For U.S. special-operations forces, Ethiopia’s occupation of Somalia was a windfall. Arriving in Mogadishu together with the Ethiopian forces, American special operators set up shop alongside them. While the Ethiopians secured roads and swatted down lowly insurgents, the Americans nabbed al-Qaeda leaders.
But after the Ethiopians reinstated the provisional government, it remained incapable of governing effectively or organizing large security forces. Al-Shabab, an ascendant offshoot of the Islamic Courts Union, waged a vigorous, effective guerrilla war on the Ethiopian occupation forces, inflicting heavy casualties. To ease the burden on the Ethiopians, the UN Security Council decided in 2007 to deploy 8,000 African Union troops to Somalia for what would come to be known as African Union Mission in Somalia (AMISOM).
In early 2009, Ethiopia negotiated a peace agreement with the Islamists and withdrew its forces. The Ethiopians had scarcely crossed the border when the Somali Islamists breached the peace agreement. UN-trained Somali security forces were supposed to protect the transitional government, but they quickly crumbled once the Ethiopian buttresses had been removed.

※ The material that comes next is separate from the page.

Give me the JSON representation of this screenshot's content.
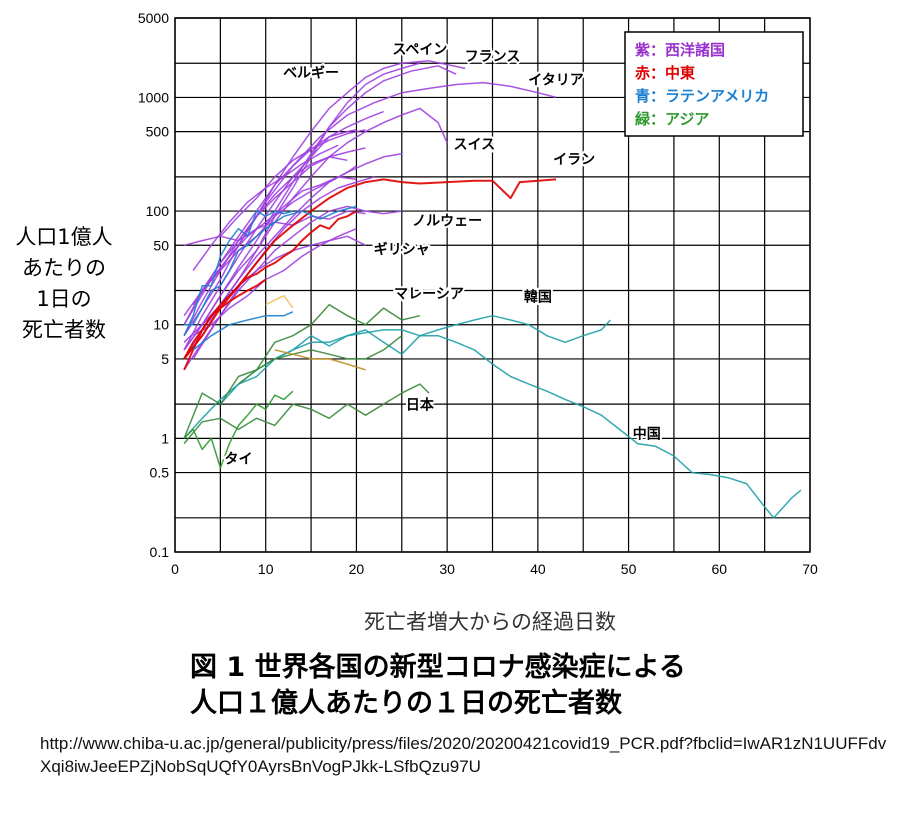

Extremist forces took control of Mogadishu and most of Somalia’s other territory. Radicals from around the world flocked to Somalia to join in the fun.
According to the FBI, at least 30 Americans joined al-Shabab by 2011, three of whom had carried out suicide attacks against African Union forces. Abdisalan Hussein Ali, a 22-year-old American of Somali extraction who had briefly studied chemistry at the University of Minnesota before disappearing in 2008, recorded a message to inspire future jihadists prior to blowing himself up. “Don’t just sit around, you know, and be, you know, a couch potato and just like, just chill all day,” he said. “Today jihad is what is most important. It’s not important that you become a doctor, or some sort of engineer.”